Another thing we extract from the above is that as $\zeta$ is algebraic of degree $m$, then $$ \mathbb{Z}_p[\zeta]=\bigoplus_{j=0}^{m-1}\mathbb{Z}_p \zeta^j $$ as an additive group. Consequently (demotimg the coset of $\zeta$ by $\zeta$ as well) $$ GR(p^2,m)=\bigoplus_{j=0}^{m-1}\zeta^j(\mathbb{Z}/p^2\mathbb{Z}),\qquad(*) $$ i.e. as an additive group $GR(p^2,m)$ is a direct sum of $m$ copies of $\mathbb{Z}/p^2\mathbb{Z}$.
Skip/jump ends, continue here!
Let $a\in GR(p^2,m)$ be arbitrary. We get a homomorphism $f_a: GR(p^2,m)\to\mathbb{Z}/p^2\mathbb{Z}$ by the recipe $f_a(x)=Tr(ax)$. I claim that all this homomorphisms are distinct.
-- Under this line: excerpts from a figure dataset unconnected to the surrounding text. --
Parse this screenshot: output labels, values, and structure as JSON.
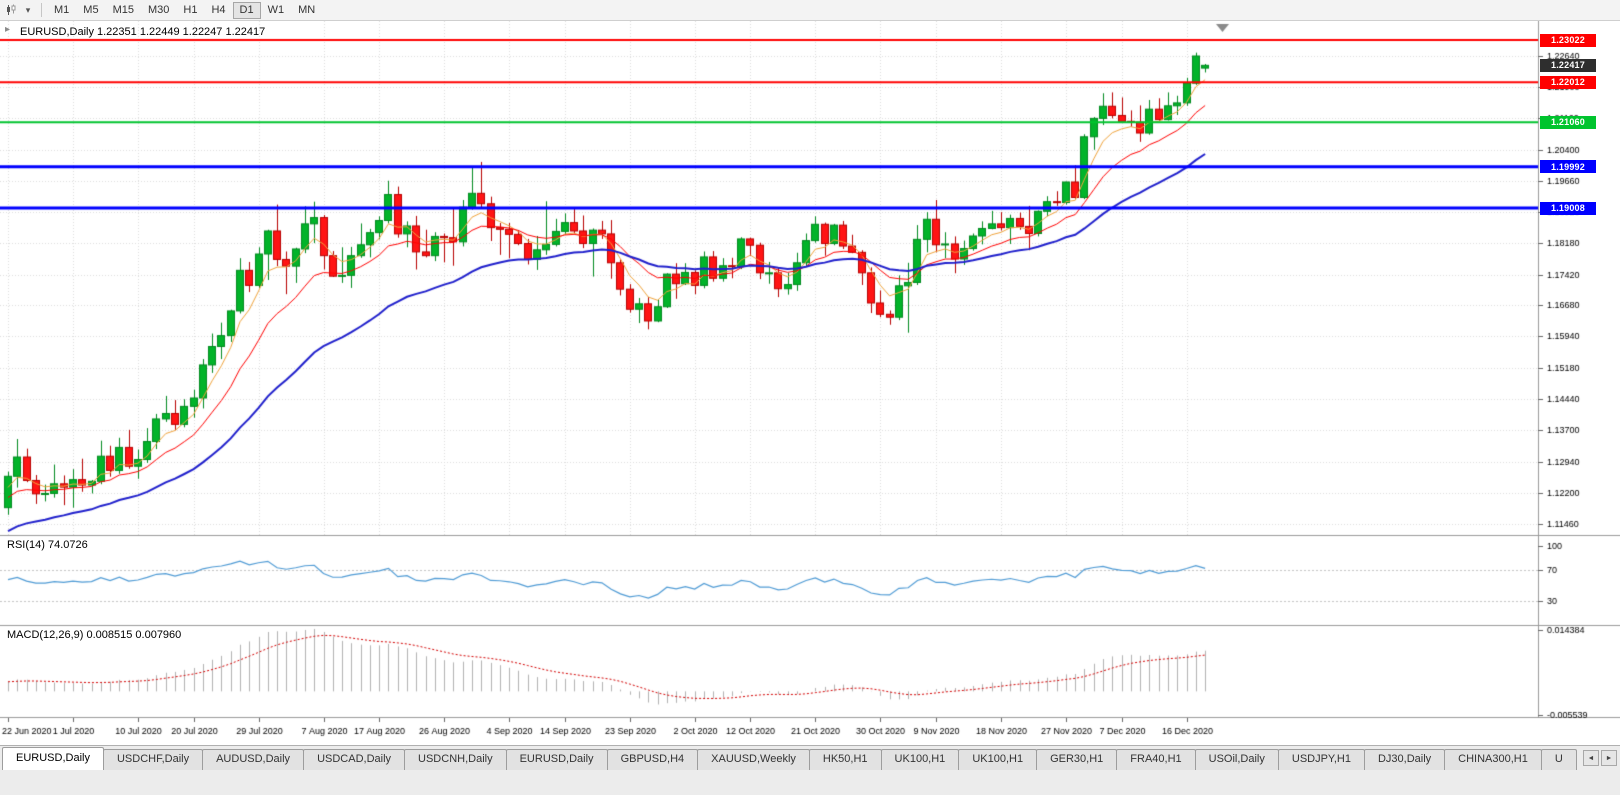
{
  "toolbar": {
    "dropdown_glyph": "▾",
    "timeframes": [
      {
        "label": "M1",
        "active": false
      },
      {
        "label": "M5",
        "active": false
      },
      {
        "label": "M15",
        "active": false
      },
      {
        "label": "M30",
        "active": false
      },
      {
        "label": "H1",
        "active": false
      },
      {
        "label": "H4",
        "active": false
      },
      {
        "label": "D1",
        "active": true
      },
      {
        "label": "W1",
        "active": false
      },
      {
        "label": "MN",
        "active": false
      }
    ]
  },
  "chart": {
    "title": "EURUSD,Daily 1.22351 1.22449 1.22247 1.22417",
    "symbol": "EURUSD",
    "period": "Daily",
    "open": "1.22351",
    "high": "1.22449",
    "low": "1.22247",
    "close": "1.22417",
    "one_click_glyph": "▸",
    "current_price": {
      "value": 1.22417,
      "label": "1.22417",
      "box_color": "#2e2e2e"
    }
  },
  "price_axis": {
    "ticks": [
      "1.22640",
      "1.21900",
      "1.21160",
      "1.20400",
      "1.19660",
      "1.18920",
      "1.18180",
      "1.17420",
      "1.16680",
      "1.15940",
      "1.15180",
      "1.14440",
      "1.13700",
      "1.12940",
      "1.12200",
      "1.11460"
    ]
  },
  "horizontal_lines": [
    {
      "label": "1.23022",
      "value": 1.23022,
      "color": "#FF0000",
      "width": 2
    },
    {
      "label": "1.22012",
      "value": 1.22012,
      "color": "#FF0000",
      "width": 2
    },
    {
      "label": "1.21060",
      "value": 1.2106,
      "color": "#00C42E",
      "width": 2
    },
    {
      "label": "1.19992",
      "value": 1.19992,
      "color": "#0000FF",
      "width": 3
    },
    {
      "label": "1.19008",
      "value": 1.19008,
      "color": "#0000FF",
      "width": 3
    }
  ],
  "rsi_panel": {
    "label": "RSI(14) 74.0726",
    "indicator": "RSI",
    "period": 14,
    "value": 74.0726,
    "line_color": "#4f9bd5",
    "level_lines": [
      70,
      30
    ],
    "scale_labels": [
      {
        "text": "100",
        "value": 100
      },
      {
        "text": "70",
        "value": 70
      },
      {
        "text": "30",
        "value": 30
      }
    ]
  },
  "macd_panel": {
    "label": "MACD(12,26,9) 0.008515 0.007960",
    "indicator": "MACD",
    "fast": 12,
    "slow": 26,
    "signal": 9,
    "macd_value": 0.008515,
    "signal_value": 0.00796,
    "histogram_color": "#b2b2b2",
    "signal_color": "#d40000",
    "scale_labels": [
      {
        "text": "0.014384",
        "value": 0.014384
      },
      {
        "text": "-0.005539",
        "value": -0.005539
      }
    ]
  },
  "x_axis": {
    "labels": [
      {
        "text": "22 Jun 2020",
        "index": 0
      },
      {
        "text": "1 Jul 2020",
        "index": 7
      },
      {
        "text": "10 Jul 2020",
        "index": 14
      },
      {
        "text": "20 Jul 2020",
        "index": 20
      },
      {
        "text": "29 Jul 2020",
        "index": 27
      },
      {
        "text": "7 Aug 2020",
        "index": 34
      },
      {
        "text": "17 Aug 2020",
        "index": 40
      },
      {
        "text": "26 Aug 2020",
        "index": 47
      },
      {
        "text": "4 Sep 2020",
        "index": 54
      },
      {
        "text": "14 Sep 2020",
        "index": 60
      },
      {
        "text": "23 Sep 2020",
        "index": 67
      },
      {
        "text": "2 Oct 2020",
        "index": 74
      },
      {
        "text": "12 Oct 2020",
        "index": 80
      },
      {
        "text": "21 Oct 2020",
        "index": 87
      },
      {
        "text": "30 Oct 2020",
        "index": 94
      },
      {
        "text": "9 Nov 2020",
        "index": 100
      },
      {
        "text": "18 Nov 2020",
        "index": 107
      },
      {
        "text": "27 Nov 2020",
        "index": 114
      },
      {
        "text": "7 Dec 2020",
        "index": 120
      },
      {
        "text": "16 Dec 2020",
        "index": 127
      }
    ]
  },
  "tab_bar": {
    "scroll_left_glyph": "◄",
    "scroll_right_glyph": "►",
    "tabs": [
      {
        "label": "EURUSD,Daily",
        "active": true
      },
      {
        "label": "USDCHF,Daily",
        "active": false
      },
      {
        "label": "AUDUSD,Daily",
        "active": false
      },
      {
        "label": "USDCAD,Daily",
        "active": false
      },
      {
        "label": "USDCNH,Daily",
        "active": false
      },
      {
        "label": "EURUSD,Daily",
        "active": false
      },
      {
        "label": "GBPUSD,H4",
        "active": false
      },
      {
        "label": "XAUUSD,Weekly",
        "active": false
      },
      {
        "label": "HK50,H1",
        "active": false
      },
      {
        "label": "UK100,H1",
        "active": false
      },
      {
        "label": "UK100,H1",
        "active": false
      },
      {
        "label": "GER30,H1",
        "active": false
      },
      {
        "label": "FRA40,H1",
        "active": false
      },
      {
        "label": "USOil,Daily",
        "active": false
      },
      {
        "label": "USDJPY,H1",
        "active": false
      },
      {
        "label": "DJ30,Daily",
        "active": false
      },
      {
        "label": "CHINA300,H1",
        "active": false
      },
      {
        "label": "U",
        "active": false
      }
    ]
  },
  "chart_data": {
    "type": "candlestick",
    "symbol": "EURUSD",
    "timeframe": "D1",
    "candle_colors": {
      "bull_fill": "#02b32a",
      "bull_stroke": "#018a1f",
      "bear_fill": "#ff1414",
      "bear_stroke": "#b80000"
    },
    "moving_averages": [
      {
        "name": "fast-ma",
        "period": 5,
        "color": "#f0a43c",
        "width": 1,
        "seed": 1.122
      },
      {
        "name": "mid-ma",
        "period": 12,
        "color": "#ff0000",
        "width": 1,
        "seed": 1.12
      },
      {
        "name": "slow-ma",
        "period": 30,
        "color": "#2020cc",
        "width": 2,
        "seed": 1.112
      }
    ],
    "candles": [
      [
        1.1185,
        1.1271,
        1.1168,
        1.126
      ],
      [
        1.126,
        1.1349,
        1.1233,
        1.1306
      ],
      [
        1.1306,
        1.1326,
        1.1246,
        1.125
      ],
      [
        1.125,
        1.1263,
        1.1194,
        1.1218
      ],
      [
        1.1218,
        1.124,
        1.12,
        1.1219
      ],
      [
        1.1219,
        1.1288,
        1.1209,
        1.1242
      ],
      [
        1.1242,
        1.1262,
        1.1191,
        1.1234
      ],
      [
        1.1234,
        1.1277,
        1.1185,
        1.1252
      ],
      [
        1.1252,
        1.1302,
        1.1223,
        1.1239
      ],
      [
        1.1239,
        1.1251,
        1.1219,
        1.1248
      ],
      [
        1.1248,
        1.1345,
        1.1241,
        1.1308
      ],
      [
        1.1308,
        1.1333,
        1.1259,
        1.1274
      ],
      [
        1.1274,
        1.1352,
        1.1266,
        1.1329
      ],
      [
        1.1329,
        1.1371,
        1.1278,
        1.1284
      ],
      [
        1.1284,
        1.1324,
        1.1254,
        1.13
      ],
      [
        1.13,
        1.1375,
        1.1292,
        1.1343
      ],
      [
        1.1343,
        1.1409,
        1.1325,
        1.1397
      ],
      [
        1.1397,
        1.1452,
        1.139,
        1.141
      ],
      [
        1.141,
        1.1442,
        1.137,
        1.1384
      ],
      [
        1.1384,
        1.1444,
        1.1377,
        1.1427
      ],
      [
        1.1427,
        1.1467,
        1.14,
        1.1447
      ],
      [
        1.1447,
        1.154,
        1.1422,
        1.1526
      ],
      [
        1.1526,
        1.1601,
        1.1507,
        1.157
      ],
      [
        1.157,
        1.1627,
        1.154,
        1.1596
      ],
      [
        1.1596,
        1.1658,
        1.1581,
        1.1655
      ],
      [
        1.1655,
        1.1781,
        1.1649,
        1.1752
      ],
      [
        1.1752,
        1.1772,
        1.17,
        1.1716
      ],
      [
        1.1716,
        1.1807,
        1.171,
        1.1791
      ],
      [
        1.1791,
        1.1849,
        1.1729,
        1.1846
      ],
      [
        1.1846,
        1.1909,
        1.1762,
        1.1778
      ],
      [
        1.1778,
        1.1797,
        1.1695,
        1.1762
      ],
      [
        1.1762,
        1.1806,
        1.1722,
        1.1803
      ],
      [
        1.1803,
        1.1905,
        1.1793,
        1.1863
      ],
      [
        1.1863,
        1.1916,
        1.1817,
        1.1878
      ],
      [
        1.1878,
        1.1884,
        1.1754,
        1.1787
      ],
      [
        1.1787,
        1.1798,
        1.1736,
        1.1738
      ],
      [
        1.1738,
        1.1807,
        1.1722,
        1.174
      ],
      [
        1.174,
        1.1808,
        1.171,
        1.1787
      ],
      [
        1.1787,
        1.1864,
        1.1782,
        1.1813
      ],
      [
        1.1813,
        1.1851,
        1.1783,
        1.1842
      ],
      [
        1.1842,
        1.1881,
        1.1826,
        1.1871
      ],
      [
        1.1871,
        1.1966,
        1.1864,
        1.1933
      ],
      [
        1.1933,
        1.1952,
        1.183,
        1.1839
      ],
      [
        1.1839,
        1.1869,
        1.1807,
        1.1858
      ],
      [
        1.1858,
        1.1882,
        1.1754,
        1.1796
      ],
      [
        1.1796,
        1.1849,
        1.1783,
        1.1787
      ],
      [
        1.1787,
        1.1843,
        1.1774,
        1.1833
      ],
      [
        1.1833,
        1.184,
        1.1771,
        1.183
      ],
      [
        1.183,
        1.1899,
        1.1763,
        1.182
      ],
      [
        1.182,
        1.192,
        1.1809,
        1.1903
      ],
      [
        1.1903,
        1.1997,
        1.1897,
        1.1936
      ],
      [
        1.1936,
        1.2011,
        1.1899,
        1.1911
      ],
      [
        1.1911,
        1.1928,
        1.1822,
        1.1854
      ],
      [
        1.1854,
        1.1865,
        1.1789,
        1.185
      ],
      [
        1.185,
        1.1865,
        1.1781,
        1.1838
      ],
      [
        1.1838,
        1.1848,
        1.1812,
        1.1816
      ],
      [
        1.1816,
        1.1827,
        1.1766,
        1.1778
      ],
      [
        1.1778,
        1.1834,
        1.1753,
        1.1801
      ],
      [
        1.1801,
        1.1917,
        1.1789,
        1.1814
      ],
      [
        1.1814,
        1.1875,
        1.1809,
        1.1845
      ],
      [
        1.1845,
        1.1888,
        1.1838,
        1.1866
      ],
      [
        1.1866,
        1.19,
        1.184,
        1.1846
      ],
      [
        1.1846,
        1.1883,
        1.1805,
        1.1816
      ],
      [
        1.1816,
        1.1852,
        1.1737,
        1.1848
      ],
      [
        1.1848,
        1.187,
        1.1827,
        1.1839
      ],
      [
        1.1839,
        1.1872,
        1.1732,
        1.177
      ],
      [
        1.177,
        1.1778,
        1.1692,
        1.1707
      ],
      [
        1.1707,
        1.1719,
        1.1651,
        1.1659
      ],
      [
        1.1659,
        1.1686,
        1.1626,
        1.1672
      ],
      [
        1.1672,
        1.1688,
        1.1611,
        1.1631
      ],
      [
        1.1631,
        1.1683,
        1.1628,
        1.1665
      ],
      [
        1.1665,
        1.1745,
        1.1662,
        1.1743
      ],
      [
        1.1743,
        1.1769,
        1.1684,
        1.172
      ],
      [
        1.172,
        1.1769,
        1.1717,
        1.1747
      ],
      [
        1.1747,
        1.1752,
        1.1695,
        1.1716
      ],
      [
        1.1716,
        1.1797,
        1.1709,
        1.1784
      ],
      [
        1.1784,
        1.1798,
        1.1725,
        1.1733
      ],
      [
        1.1733,
        1.1781,
        1.1725,
        1.1763
      ],
      [
        1.1763,
        1.1782,
        1.1733,
        1.1761
      ],
      [
        1.1761,
        1.1831,
        1.1755,
        1.1827
      ],
      [
        1.1827,
        1.183,
        1.1786,
        1.1812
      ],
      [
        1.1812,
        1.1818,
        1.1731,
        1.1746
      ],
      [
        1.1746,
        1.1772,
        1.172,
        1.1746
      ],
      [
        1.1746,
        1.1758,
        1.1688,
        1.1708
      ],
      [
        1.1708,
        1.1746,
        1.1694,
        1.1718
      ],
      [
        1.1718,
        1.1794,
        1.1703,
        1.177
      ],
      [
        1.177,
        1.184,
        1.176,
        1.1823
      ],
      [
        1.1823,
        1.1881,
        1.1818,
        1.1862
      ],
      [
        1.1862,
        1.1866,
        1.1787,
        1.1816
      ],
      [
        1.1816,
        1.1863,
        1.1812,
        1.186
      ],
      [
        1.186,
        1.187,
        1.1803,
        1.181
      ],
      [
        1.181,
        1.1837,
        1.1793,
        1.1795
      ],
      [
        1.1795,
        1.18,
        1.1717,
        1.1746
      ],
      [
        1.1746,
        1.1759,
        1.165,
        1.1674
      ],
      [
        1.1674,
        1.1704,
        1.164,
        1.1647
      ],
      [
        1.1647,
        1.1656,
        1.1622,
        1.164
      ],
      [
        1.164,
        1.174,
        1.1633,
        1.1715
      ],
      [
        1.1715,
        1.177,
        1.1603,
        1.1723
      ],
      [
        1.1723,
        1.186,
        1.1717,
        1.1826
      ],
      [
        1.1826,
        1.1891,
        1.1795,
        1.1874
      ],
      [
        1.1874,
        1.192,
        1.1795,
        1.1813
      ],
      [
        1.1813,
        1.1843,
        1.1781,
        1.1815
      ],
      [
        1.1815,
        1.1833,
        1.1745,
        1.1779
      ],
      [
        1.1779,
        1.1823,
        1.1765,
        1.1804
      ],
      [
        1.1804,
        1.184,
        1.1799,
        1.1834
      ],
      [
        1.1834,
        1.1869,
        1.1814,
        1.1852
      ],
      [
        1.1852,
        1.1894,
        1.185,
        1.1863
      ],
      [
        1.1863,
        1.1891,
        1.1847,
        1.1854
      ],
      [
        1.1854,
        1.1885,
        1.1815,
        1.1876
      ],
      [
        1.1876,
        1.189,
        1.1849,
        1.1857
      ],
      [
        1.1857,
        1.1906,
        1.18,
        1.184
      ],
      [
        1.184,
        1.1895,
        1.1833,
        1.1893
      ],
      [
        1.1893,
        1.1929,
        1.1881,
        1.1916
      ],
      [
        1.1916,
        1.1941,
        1.1906,
        1.1914
      ],
      [
        1.1914,
        1.1964,
        1.1909,
        1.1963
      ],
      [
        1.1963,
        1.2003,
        1.1923,
        1.1926
      ],
      [
        1.1926,
        1.2077,
        1.1922,
        1.2071
      ],
      [
        1.2071,
        1.2118,
        1.204,
        1.2115
      ],
      [
        1.2115,
        1.2175,
        1.2099,
        1.2144
      ],
      [
        1.2144,
        1.2177,
        1.2115,
        1.2122
      ],
      [
        1.2122,
        1.2165,
        1.2109,
        1.2108
      ],
      [
        1.2108,
        1.2134,
        1.2095,
        1.2106
      ],
      [
        1.2106,
        1.2146,
        1.2059,
        1.208
      ],
      [
        1.208,
        1.2159,
        1.2076,
        1.2137
      ],
      [
        1.2137,
        1.2163,
        1.2109,
        1.2112
      ],
      [
        1.2112,
        1.2177,
        1.211,
        1.2145
      ],
      [
        1.2145,
        1.2169,
        1.2123,
        1.2152
      ],
      [
        1.2152,
        1.2212,
        1.2145,
        1.2199
      ],
      [
        1.2199,
        1.2272,
        1.2195,
        1.2264
      ],
      [
        1.22351,
        1.22449,
        1.22247,
        1.22417
      ]
    ]
  }
}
Assume contrariwise that for some $a,b\in GR(p^2,m)$ we have $f_a(x)=f_b(x)$ for all $x\in GR(p^2,m)$. This means that $Tr((a-b)x)=0$ for all $x$. But this can only happen, when $a-b=0$. For if $a-b\not\equiv0 \pmod {p GR(p^2,m)}$, then $a-b$ is a unit, and the set of elements $(a-b)x$ consists of all of $GR(p^2,m)$. If $a\neq b$, but $a-b\in p GR(p^2,m)$, then the set of elements $(a-b)x$ consists of the non-trivial ideal $p GR(p^2,m)$. Earlier we saw that the trace does not vanish identically on either of these sets, so the claim follows.
Let $e:\mathbb{Z}/p^2\mathbb{Z}\to\mathbb{C}^*$ be the character $e(x)=w^x=e^{2\pi i x/p^2}$. As this is an injective mapping, the results of the previous paragraph imply that the characters $\chi_a=e\circ f_a:GR(p^2,m)\to \mathbb{C}^*$ sending $x\in GR(p^2,m)$ to $\chi_a(x)=e(f_a(x))=w^{Tr(ax)}$ are all distinct. Therefore we have found all the $p^{2m}$ characters of the additive group of $GR(p^2,m)$.
But the description $(*)$ of the additive group of $GR(p^2,m)$ as a direct sum of $m$ copies of $\mathbb{Z}/p^2\mathbb{Z}$ affors a different description of characters. Let $\vec{b}=(b_0,b_1,\ldots,b_{m-1})$ be an arbitrary element of $(\mathbb{Z}/p^2\mathbb{Z})^m$. Then the general recipe for constructing the characters of a direct sum tells us that all the characters of $GR(p^2,m)$ are given by the recipe $$ \psi_{\vec{b}}: \sum_{j=0}^{m-1} x_j \zeta^j\mapsto \prod_{j=0}^{m-1}e(b_ja_j)=w^{\vec{b}\cdot\vec{x}}, $$ where $\vec{x}=(x_0,x_1,\ldots,x_{m-1})$ is the coordinate vector ($\in(\mathbb{Z}/p^2\mathbb{Z})^m$).
Both these recipes describe the complete set of characters of the additive group of $GR(p^2,m)$. Therefore to each vector $\vec{b}$ there exists a unique $a\in GR(p^2,m)$ such that $\psi_{vec{b}}=\chi_a$ and vice versa. Your claim follows from this, as the Walsh transform simply computes inner products of a given function with the characters of the additive group.